Ask Slashdot: Is Non-USB Flash Direct From China Safe?

Posted by timothy on from the ask-all-its-previous-partners dept.

Dishwasha (125561) writes I recently purchased a couple 128GB MicroSDXC card from a Chinese supplier via Alibaba at 1/5th the price of what is available in the US. I will be putting one in my phone and another in my laptop. A few days after purchased, it occurred to me there may be a potential risk with non-USB flash devices similar to USB firmware issues. Does anybody know if there are any known firmware issues with SD or other non-USB flash cards that could effectively allow a foreign seller/distributor to place malicious software on my Android phone or laptop simply on insertion of the device with autoplay turned off?

5 of 178 comments (clear)

  1. Fake! by Anonymous Coward · · Score: 2, Insightful

    I would almost guarantee for that price it's a fake card. It's a pretty common practice. It's either smaller than it says (Try a write test for the full 128gb) or slower than stated etc. Assuming you have an android phone that has the unauthorized sources turned off by default I would think your relatively safe. I would not say it's not possible of an attack though. To my knowledge there is no such thing as autoplay on android.

  2. Click the Contact Supplier button by fat_mike · · Score: 3, Insightful

    Or search Google or better yet be lazy and do no research at all and then post a question on Slashdot!

  3. Not a security risk, but a fake risk by Jiro · · Score: 1, Insightful

    I would tend to agree with other people: There's really no risk that a SD card is a security problem in the same way that USB is, since it's just storage. However, there is a big risk that any SD card you buy through unusual channels, especially at a ridiculously low rate like 1/5 the price, is just a fake which will start overwriting your data after you get past 1G or 8G or whatever.

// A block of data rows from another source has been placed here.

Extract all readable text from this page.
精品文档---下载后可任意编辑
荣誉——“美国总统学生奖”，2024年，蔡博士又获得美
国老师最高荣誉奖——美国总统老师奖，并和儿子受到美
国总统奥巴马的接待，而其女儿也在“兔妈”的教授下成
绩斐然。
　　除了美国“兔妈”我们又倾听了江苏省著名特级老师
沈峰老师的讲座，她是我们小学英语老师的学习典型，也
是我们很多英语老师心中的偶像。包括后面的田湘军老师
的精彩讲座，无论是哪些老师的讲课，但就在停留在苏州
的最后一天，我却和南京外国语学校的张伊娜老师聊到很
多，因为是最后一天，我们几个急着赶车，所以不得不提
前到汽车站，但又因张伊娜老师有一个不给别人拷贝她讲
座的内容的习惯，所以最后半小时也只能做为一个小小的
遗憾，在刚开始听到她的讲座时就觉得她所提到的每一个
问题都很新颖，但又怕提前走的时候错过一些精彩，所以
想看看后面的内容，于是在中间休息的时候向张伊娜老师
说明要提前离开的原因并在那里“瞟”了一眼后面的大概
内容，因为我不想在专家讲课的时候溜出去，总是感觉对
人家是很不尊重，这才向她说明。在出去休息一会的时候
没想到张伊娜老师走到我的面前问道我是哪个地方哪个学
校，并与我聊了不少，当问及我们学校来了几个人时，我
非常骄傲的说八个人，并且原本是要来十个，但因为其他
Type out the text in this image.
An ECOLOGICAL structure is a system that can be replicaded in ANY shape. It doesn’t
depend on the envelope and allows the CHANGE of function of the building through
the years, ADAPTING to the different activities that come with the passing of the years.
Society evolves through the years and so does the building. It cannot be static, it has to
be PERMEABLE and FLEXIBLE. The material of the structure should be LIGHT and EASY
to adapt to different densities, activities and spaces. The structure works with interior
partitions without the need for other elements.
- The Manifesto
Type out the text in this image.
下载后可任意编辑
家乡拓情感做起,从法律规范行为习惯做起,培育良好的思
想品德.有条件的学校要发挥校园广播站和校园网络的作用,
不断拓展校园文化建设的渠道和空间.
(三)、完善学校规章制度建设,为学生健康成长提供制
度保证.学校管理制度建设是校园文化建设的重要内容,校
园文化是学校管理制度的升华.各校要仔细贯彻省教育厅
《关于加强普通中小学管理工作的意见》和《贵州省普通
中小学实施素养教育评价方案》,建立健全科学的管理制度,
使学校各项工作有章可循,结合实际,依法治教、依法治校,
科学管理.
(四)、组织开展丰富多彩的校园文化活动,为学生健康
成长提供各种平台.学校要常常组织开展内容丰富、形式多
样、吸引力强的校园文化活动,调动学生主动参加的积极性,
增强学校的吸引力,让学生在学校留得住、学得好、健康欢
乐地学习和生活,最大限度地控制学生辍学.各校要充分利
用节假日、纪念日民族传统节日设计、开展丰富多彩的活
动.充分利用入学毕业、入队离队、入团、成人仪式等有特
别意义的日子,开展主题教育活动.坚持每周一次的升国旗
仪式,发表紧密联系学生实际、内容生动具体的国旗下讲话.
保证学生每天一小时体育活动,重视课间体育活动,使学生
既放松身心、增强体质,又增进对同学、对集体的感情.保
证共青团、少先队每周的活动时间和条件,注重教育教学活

I absolutely refuse to buy SD cards outside a major physical store chain.

  4. don't worry about it by frovingslosh · · Score: 5, Insightful

    Don't worry about it. If you got it through Alibaba it is almost certain to be a counterfeit card with the size and even brand name printed on failing rejected cards, and it will have no better chance of retaining malware than it will have of holding your own data. I know a couple of people who bought through Alibaba that this happened to.

    --
    I'm an American. I love this country and the freedoms that we used to have.
  5. non-free formatter is risky by John_Sauter · · Score: 3, Insightful

    The SD Association has a special formatter which avoids this problem.

    Interesting that the special formatter is only available for Microsoft Windows and Apple Macintosh, and apparently only in binary form. Even if I had such a computer I would not be comfortable formatting my disk with non-free software. Who knows, it might be putting an encrypted child porn picture on a hidden part of the disk, exposing me to the risk of prosecution. No thanks.